A push to hire school safety officers awakens an old debate

NYPD’s deputy commissioner of public information said school safety agents are integrated into the school community.

“The NYPD and School Safety Division have ongoing open dialogue with child advocacy groups, students, and other stakeholders in order to respond to concerns, while maintaining a balance between the safety of the entire school community and the importance of not criminalizing our youth,” the NYPD statement said.

Filling open public safety officer positions has been a struggle in recent years, according to Greg Floyd: the president of the union representing school safety agents. Many agents have retired or found other work since the height of the pandemic. Some left or were terminated after they did not turn in their required proof of the COVID vaccination. About 500 new agents were hired last year, but as many jobs still remain vacant.

In this year’s city budget, public schools are losing an estimated $370 million due to declining enrollment according to an analysis by New York City Comptroller Brad Lander, with an average reduction of $400,000 per school. Many principals have already cut staff and programming because of the decreased budget. Several councilmembers have said they regret voting for the spending plan.

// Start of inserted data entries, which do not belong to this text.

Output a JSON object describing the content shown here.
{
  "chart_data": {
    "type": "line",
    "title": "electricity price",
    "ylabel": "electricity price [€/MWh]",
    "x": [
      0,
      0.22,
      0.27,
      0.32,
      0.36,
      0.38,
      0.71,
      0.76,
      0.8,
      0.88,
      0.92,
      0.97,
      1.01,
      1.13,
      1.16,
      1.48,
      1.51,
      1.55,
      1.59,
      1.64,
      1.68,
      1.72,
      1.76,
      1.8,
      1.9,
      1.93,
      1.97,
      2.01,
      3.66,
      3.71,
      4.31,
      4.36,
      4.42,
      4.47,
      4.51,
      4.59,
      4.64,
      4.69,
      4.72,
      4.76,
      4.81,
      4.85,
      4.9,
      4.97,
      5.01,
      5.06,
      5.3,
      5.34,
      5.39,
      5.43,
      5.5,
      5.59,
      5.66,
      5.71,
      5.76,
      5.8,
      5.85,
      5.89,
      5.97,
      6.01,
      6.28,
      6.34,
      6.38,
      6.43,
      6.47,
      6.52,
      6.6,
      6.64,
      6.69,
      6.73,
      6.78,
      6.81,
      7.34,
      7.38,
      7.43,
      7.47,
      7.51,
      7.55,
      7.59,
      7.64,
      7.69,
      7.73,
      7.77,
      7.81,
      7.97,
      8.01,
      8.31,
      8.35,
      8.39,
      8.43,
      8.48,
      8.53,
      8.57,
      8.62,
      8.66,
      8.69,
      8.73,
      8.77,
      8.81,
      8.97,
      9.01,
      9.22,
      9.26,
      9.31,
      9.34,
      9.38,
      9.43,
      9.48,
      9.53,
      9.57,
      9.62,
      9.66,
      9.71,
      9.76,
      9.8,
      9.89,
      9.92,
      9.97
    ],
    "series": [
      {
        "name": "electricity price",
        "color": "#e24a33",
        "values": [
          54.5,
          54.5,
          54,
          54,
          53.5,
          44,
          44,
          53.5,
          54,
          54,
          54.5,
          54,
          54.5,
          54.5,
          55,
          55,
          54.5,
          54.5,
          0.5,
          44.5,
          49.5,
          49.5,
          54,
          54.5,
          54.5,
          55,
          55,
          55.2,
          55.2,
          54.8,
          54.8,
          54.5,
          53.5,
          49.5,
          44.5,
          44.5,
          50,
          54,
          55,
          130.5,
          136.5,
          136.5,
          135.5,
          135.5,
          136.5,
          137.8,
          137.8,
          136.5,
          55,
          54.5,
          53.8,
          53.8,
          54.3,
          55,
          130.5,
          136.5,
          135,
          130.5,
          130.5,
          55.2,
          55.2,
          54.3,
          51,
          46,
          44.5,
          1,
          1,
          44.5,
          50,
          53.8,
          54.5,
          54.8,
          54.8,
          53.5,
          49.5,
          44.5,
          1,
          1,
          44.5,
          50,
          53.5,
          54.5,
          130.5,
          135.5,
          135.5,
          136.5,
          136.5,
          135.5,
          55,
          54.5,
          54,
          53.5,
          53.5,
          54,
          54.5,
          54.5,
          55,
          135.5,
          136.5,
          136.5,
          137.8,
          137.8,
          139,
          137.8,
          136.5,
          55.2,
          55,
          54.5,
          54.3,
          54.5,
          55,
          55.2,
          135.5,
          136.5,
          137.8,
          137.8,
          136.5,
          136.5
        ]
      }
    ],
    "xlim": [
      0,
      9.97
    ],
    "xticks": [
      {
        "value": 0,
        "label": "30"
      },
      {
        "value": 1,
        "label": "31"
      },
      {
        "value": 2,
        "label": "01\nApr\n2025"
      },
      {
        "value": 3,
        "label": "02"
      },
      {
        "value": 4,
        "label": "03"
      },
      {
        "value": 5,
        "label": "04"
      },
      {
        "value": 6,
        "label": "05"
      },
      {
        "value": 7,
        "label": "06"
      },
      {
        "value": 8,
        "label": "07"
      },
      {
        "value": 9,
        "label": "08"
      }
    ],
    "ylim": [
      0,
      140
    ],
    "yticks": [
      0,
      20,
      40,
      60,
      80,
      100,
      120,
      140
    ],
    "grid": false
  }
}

A group of parents and teachers filed a lawsuit seeking to nullify the City Council’s vote to approve the budget as a whole. On Friday, the judge in the case ruled in favor of the plaintiffs, granting a preliminary injunction and returning the education portion of the city’s budget to the City Council and the mayor for reconsideration.

The NYPD’s School Safety Division’s adopted budget was also cut by roughly $23 million compared to the adopted budget from last year, in part because about 560 of the staff vacancies were permanently cut from the budget. Still, the budget is $13.5 million more than the estimated spending for school safety for last fiscal year, which was updated this June, according to Elizabeth Brown of the Independent Budget Office.

Critics say the education cuts come at a time when schools need more funding to combat academic learning loss caused by the pandemic and a rampant youth mental health crisis following the pandemic.

In fiscal year 2022, the DOE invested $18.9 million in restorative justice practices and social-emotional learning practices, $12.1 million of which was provided using federal relief funding, according to a statement from the education department. Some school counselors and students said addressing students’ emotional needs and teaching them skills in conflict resolution will save money on enforcement and violence prevention on the back end. In some cases, social workers were among those notified that their positions would be eliminated due to funding cuts. A DOE spokesperson said the amount of money that will be spent this fiscal year for mental health, restorative justice, and social-emotional learning is still being solidified.

Jason Javier, a school counselor in Manhattan, said that in general, there is tension between students and the NYPD in schools, especially with Black and brown students, who Javier says face more of the negative, aggressive interactions.

Javier said, “students do not want to be policed; they want to be heard, accepted, understood.” He said school safety agents generally respond and react to conflicts in school rather than prevent them.

Javier said relationship building is at the core of a school counselor’s duties, which he thinks school safety agents don’t offer.

“We offer a space for students to be themselves and to feel comfortable, to feel safe, and to talk about what issues are going on,” Javier said.